Among patients who were not rescued/retreated or discontinued from the study, 28.6% (6/21) had no visible implant in the study eye on gonioscopic examination at month 24, yet IOP remained controlled (mean IOP of 16.9 mmHg) at month 24.

One or more ocular AEs were reported in 64.0% of study eyes (48/75) and in 48.0% of fellow eyes (36/75) (Table 3). Consistent with the 6-month results [28], many of the AEs in study eyes occurred within 2 days after implant administration, i.e., within the immediate post-administration period, and were likely associated with the administration procedure itself. These AEs were typically mild and resolved quickly. The most common AE in the immediate post-administration period was conjunctival hyperemia, which could likely be attributed to the application of ophthalmic povidone–iodine during the preparation for administration.
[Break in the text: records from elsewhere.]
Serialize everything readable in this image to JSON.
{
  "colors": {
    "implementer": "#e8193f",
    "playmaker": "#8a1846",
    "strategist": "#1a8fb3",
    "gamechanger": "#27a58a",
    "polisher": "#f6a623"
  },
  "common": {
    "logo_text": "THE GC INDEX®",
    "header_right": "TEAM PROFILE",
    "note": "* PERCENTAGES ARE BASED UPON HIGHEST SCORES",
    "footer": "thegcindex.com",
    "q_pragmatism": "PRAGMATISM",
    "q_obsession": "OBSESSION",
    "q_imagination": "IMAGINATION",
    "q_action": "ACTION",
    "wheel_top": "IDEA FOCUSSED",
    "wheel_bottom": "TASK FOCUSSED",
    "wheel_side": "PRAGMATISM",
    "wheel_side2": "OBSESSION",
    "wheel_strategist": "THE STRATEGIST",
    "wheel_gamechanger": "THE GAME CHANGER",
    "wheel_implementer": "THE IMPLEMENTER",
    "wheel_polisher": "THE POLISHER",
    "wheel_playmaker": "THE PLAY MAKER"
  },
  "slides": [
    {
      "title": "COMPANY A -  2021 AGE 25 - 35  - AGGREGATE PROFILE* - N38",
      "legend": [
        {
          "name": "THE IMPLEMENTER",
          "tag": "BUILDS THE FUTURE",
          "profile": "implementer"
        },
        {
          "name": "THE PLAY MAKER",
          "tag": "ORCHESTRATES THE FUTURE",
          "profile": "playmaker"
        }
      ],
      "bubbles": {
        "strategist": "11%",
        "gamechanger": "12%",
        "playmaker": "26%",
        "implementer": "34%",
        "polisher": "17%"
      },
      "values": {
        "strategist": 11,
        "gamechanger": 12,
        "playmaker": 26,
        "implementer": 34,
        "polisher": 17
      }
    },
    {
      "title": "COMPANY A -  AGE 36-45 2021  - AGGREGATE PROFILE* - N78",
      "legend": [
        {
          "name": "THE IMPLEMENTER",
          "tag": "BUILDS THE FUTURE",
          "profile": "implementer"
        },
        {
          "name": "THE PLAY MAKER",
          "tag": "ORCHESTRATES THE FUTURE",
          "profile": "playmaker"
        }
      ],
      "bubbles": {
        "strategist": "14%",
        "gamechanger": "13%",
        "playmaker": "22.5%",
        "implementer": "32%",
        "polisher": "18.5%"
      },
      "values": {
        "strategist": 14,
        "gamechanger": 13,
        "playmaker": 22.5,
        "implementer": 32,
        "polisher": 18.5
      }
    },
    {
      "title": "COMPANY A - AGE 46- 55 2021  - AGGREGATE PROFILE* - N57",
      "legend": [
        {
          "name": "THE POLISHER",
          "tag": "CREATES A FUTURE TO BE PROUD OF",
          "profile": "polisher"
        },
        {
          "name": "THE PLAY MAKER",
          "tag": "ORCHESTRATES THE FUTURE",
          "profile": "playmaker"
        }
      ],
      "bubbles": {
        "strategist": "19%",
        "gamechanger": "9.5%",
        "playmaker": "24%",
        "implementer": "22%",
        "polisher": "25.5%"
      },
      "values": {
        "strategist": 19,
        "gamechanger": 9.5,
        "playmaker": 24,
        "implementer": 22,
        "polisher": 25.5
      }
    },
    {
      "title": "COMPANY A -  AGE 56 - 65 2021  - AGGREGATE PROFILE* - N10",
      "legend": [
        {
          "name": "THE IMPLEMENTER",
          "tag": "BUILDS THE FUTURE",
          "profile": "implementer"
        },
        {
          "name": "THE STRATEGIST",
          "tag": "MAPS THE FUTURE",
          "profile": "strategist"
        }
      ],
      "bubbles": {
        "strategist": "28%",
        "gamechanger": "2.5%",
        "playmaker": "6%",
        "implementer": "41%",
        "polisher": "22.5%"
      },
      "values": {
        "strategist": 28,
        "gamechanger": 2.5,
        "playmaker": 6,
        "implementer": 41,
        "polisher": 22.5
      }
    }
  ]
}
By contrast, more than 2 days after the procedure (outside of the immediate post-administration period), AEs showed an equivalent overall incidence in the study and fellow eyes, and the incidence of some AEs typically associated with topical PGA use was lower in the eyes treated with Bimatoprost SR versus eyes treated with topical bimatoprost. For example, of AEs with onset later than 2 days after Bimatoprost SR administration, conjunctival hyperemia was reported in 17.3 versus 28.0%; eyelash growth in 0 versus 6.7%; and iris hyperpigmentation in 0 versus 4.0% of all study eyes and topically treated fellow eyes, respectively (Table 3).

No study eyes and two fellow eyes treated with topical bimatoprost were found to have periorbital fat atrophy upon biomicroscopic examination, and one of these findings was reported as an AE. There were no serious ocular AEs in the study eyes, and the only serious ocular AE reported during the study was retinal detachment in a topically treated fellow eye. No treatment-related serious AEs or non-ocular AEs related to the study treatment were reported in any patient, and no patient required implant removal for safety reasons. Furthermore, no additional safety concerns were observed in patients who were retreated with a second implant or in patients in the 20-µg dose strength group who received two 10-µg implants on day 1.

The baseline mean ± SD CECD was 2698.6 ± 196.7 and 2678.5 ± 199.0 cells/mm² in study and fellow eyes, respectively. At month 24, the mean ± SD CECD was 2607.0 ± 203.0 and 2651.6 ± 196.4 cells/mm², respectively, reflecting mean ± SD reductions from baseline of 88.9 ± 135.3 and 22.2 ± 127.8 cells/mm² over 2 years in the study and fellow eyes, respectively (Fig. 4). There was no deterioration in the mean visual field mean deviation over time in Bimatoprost SR-treated eyes. At month 24, the mean ± SD change in mean deviation from baseline was + 0.20 ± 3.16 dB in Bimatoprost SR-treated study eyes compared with − 0.35 ± 3.04 dB in topical bimatoprost-treated fellow eyes (n = 59) (Fig. 5). There were no notable differences between study eyes and fellow eyes in the change in central corneal thickness from baseline (Online Resource 6).

Most patients reported that the procedure was somewhat or much less burdensome than expected (67–100% across treatment groups and time points). At month 24 across all dose strengths, 82.9% of patients reported that they were extremely or very likely to have another implant procedure if given the choice, and 88.6% of patients reported they would recommend the procedure to someone else with the same eye condition (Table 4).